1) Wendy's abandoned the Florida tomato industry for GreenHouses outside of the FFP

Wendy's has released misleading statements, including the claim that greenhouses have "inherent benefits of safe, indoor working conditions,” known to be false by farmworkers. This shift in sourcing from the abusive tomato industry in Mexico to greenhouses in the U.S. and Canada doesn’t excuse Wendy’s from its duty to respect workers’ rights... it only puts Wendy’s leaders back where they started. Greenhouses do not inherently protect farmworkers against sexual violence and abuse.

2) WENDY'S HAS CHOSEN PUBLIC RELATIONS OVER HUMAN RIGHTS

Instead of joining the FFP and its widely-acclaimed, uniquely successful worker-driven model of social responsibility, Wendy's released a new supplier code of conduct that contains no effective mechanisms for worker participation or enforcement.

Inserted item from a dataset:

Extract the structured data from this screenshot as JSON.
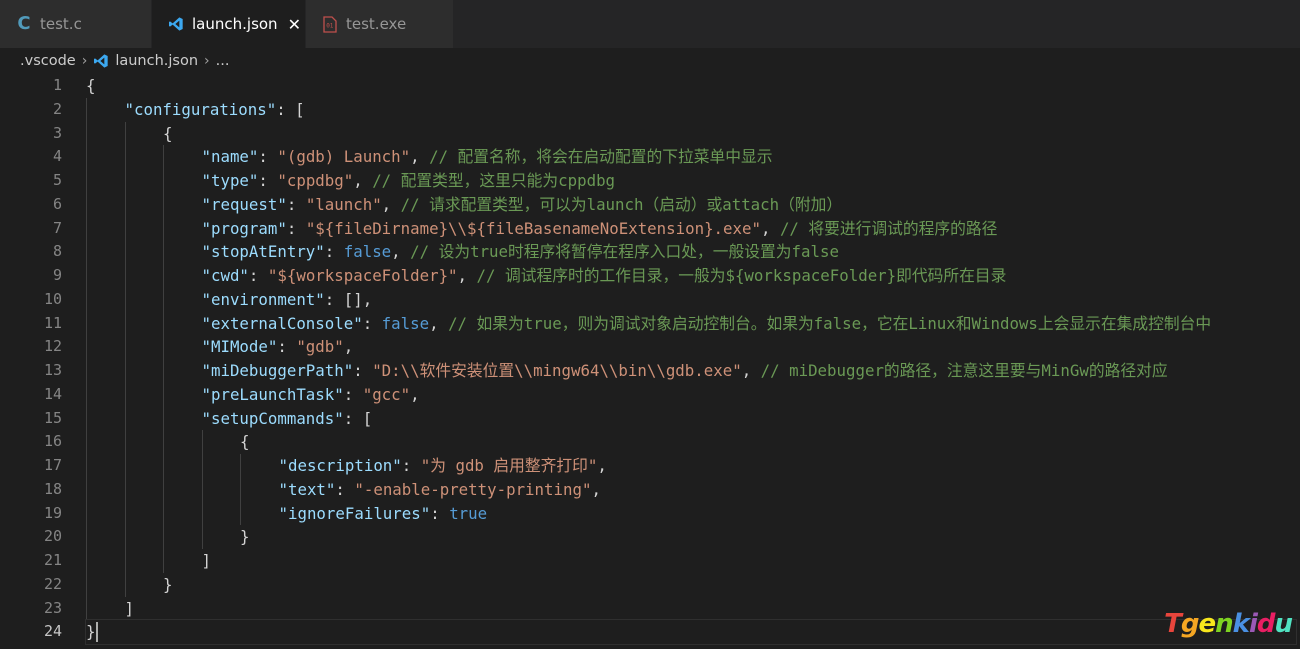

Wendy's new code represents the very worst of the traditional corporate approach to social responsibility driven by public relations rather than human rights. 

3) WENDY'S IS PROFITING FROM FARMWORKER POVERTY

Wendy's stands alone as the last of the five major fast food corporations in the country to refuse to join the FFP: McDonald's, Burger King, Yum!Brands and Subway are all doing the right thing and participating in the Program. By refusing to join, Wendy's is deriving a very real cost advantage over its competitors, while continuing to provide an alternative market for less reputable growers. 

The Kaliroy Corporation, headquartered in Nogales, Arizona, with offices in McAllen, Texas, and Los Angeles, is the U.S. distribution arm of the major Mexican tomato grower, Bioparques de Occidente, which, according to the Los Angeles Times, produces up to 6 million boxes of the red fruit each year for the U.S. market—an enormous operation whose expansion has been fueled in part by a $17 million loan from the World Bank. As Kaliroy confirmed when I called, they are one of the suppliers to Wendy’s.

Bioparques workers who spoke to Times reporter Richard Marosi for an investigation published December 10, 2014, described subhuman conditions, with workers forced to work without pay, trapped for months at a time in scorpion-infested camps, often without beds, fed on scraps, and beaten when they tried to quit.
— Harper's Magazine, March 2016
“We are quite happy with the quality and taste of the tomatoes we are sourcing from Mexico.”